Pre‑phase (Nov–Dec 2025 → early Jan 2026)
- Nov–Dec 2025: Deep literature scan, refine abstract, shortlist datasets and metrics, draft standardization plan (benchmarking/development interfaces), define risks and limitations.
- By early Jan 2026: Freeze scope and limitations; finalize evaluation protocol and baseline definitions; set up environment and data curation.
- Week 1–2 (approx. Jan 5–18, 2026): Literature refresh; lock tasks and metrics; implement evaluation harness and initial baselines.
- Week 3–4 (approx. Jan 19–Feb 1, 2026): Implement core framework and synchronous baseline; training/testing scaffolds.
- Week 5–6 (approx. Feb 2–15, 2026): Add parallel sampling and naive selection; run first comparisons.
- Week 7–8 (approx. Feb 16–Mar 1, 2026): Add asynchronous scheduler and repair agents; iterate on training/testing.
- Week 9–10 (approx. Mar 2–15, 2026): Speculative merge; tuning; ablations; begin writing methods.
- Week 11–12 (approx. Mar 16–29, 2026): Full runs; analysis; draft results and discussion.

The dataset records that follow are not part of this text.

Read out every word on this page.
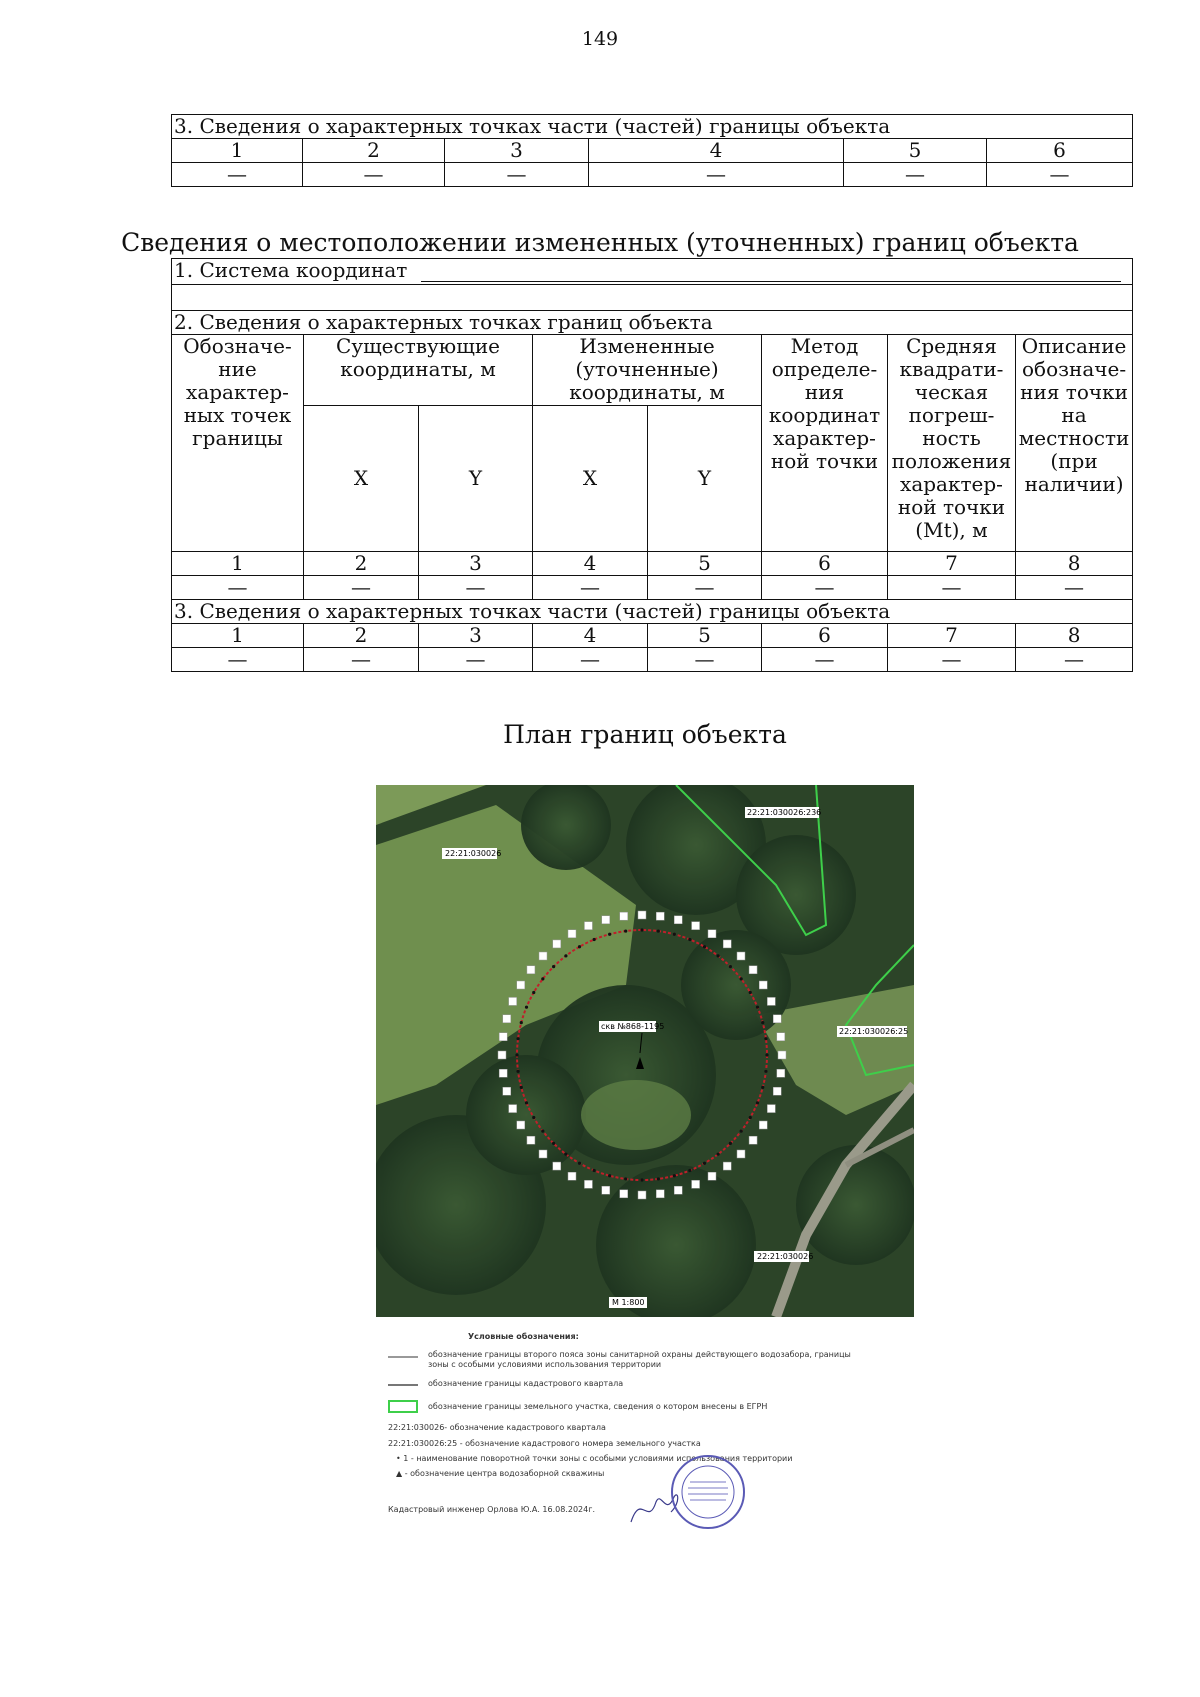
149
3. Сведения о характерных точках части (частей) границы объекта					
1	2	3	4	5	6
—	—	—	—	—	—
Сведения о местоположении измененных (уточненных) границ объекта
1. Система координат							

2. Сведения о характерных точках границ объекта							
Обозначе-ние характер-ных точек границы	Существующие координаты, м		Измененные (уточненные) координаты, м		Метод определе-ния координат характер-ной точки	Средняя квадрати-ческая погреш-ность положения характер-ной точки (Mt), м	Описание обозначе-ния точки на местности (при наличии)
	X	Y	X	Y			
1	2	3	4	5	6	7	8
—	—	—	—	—	—	—	—
3. Сведения о характерных точках части (частей) границы объекта							
1	2	3	4	5	6	7	8
—	—	—	—	—	—	—	—
План границ объекта
22:21:030026
22:21:030026:236
22:21:030026:25
22:21:030026
скв №868-1195
М 1:800
Условные обозначения:
обозначение границы второго пояса зоны санитарной охраны действующего водозабора, границы зоны с особыми условиями использования территории
обозначение границы кадастрового квартала
обозначение границы земельного участка, сведения о котором внесены в ЕГРН
22:21:030026- обозначение кадастрового квартала
22:21:030026:25 - обозначение кадастрового номера земельного участка
• 1 - наименование поворотной точки зоны с особыми условиями использования территории
▲ - обозначение центра водозаборной скважины
Кадастровый инженер Орлова Ю.А. 16.08.2024г.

- Optional +2 weeks (approx. Mar 30–Apr 12, 2026): Polishing, replication, additional dataset; finalize standard/reference implementation notes.
April–May 2026: Writing, editing, and submission; defense in May.
Risks & Mitigations
- API variability / rate limits: cache prompts and outputs; use small local model for smoke tests.
- Merge conflicts / regressions: run tests per candidate; keep edits minimal; revert on failure.
- Parallel thrash: enforce budgets; prioritize candidates yielding new coverage/failing-test fixes.
References
- Parallel Speculative Text Generation (PASTA), MIT CSAIL, 2025.
- M1-Parallel: Multi-Agent Parallel Framework, Tsinghua University, 2025.
- MARCO: Multi-Agent Reinforcement Compiler Optimization, ETH Zürich, 2025.
- Asynchronous LLM Agents with Dynamic Scheduling, DeepMind, 2025.
- Anthropic Research (subagents pattern).
- Cognition Labs: Introducing Devin.
- “Manus” multi-agent coding frameworks.
- Speculative Decoding for LLMs.
- Medusa: Multi-draft decoding heads.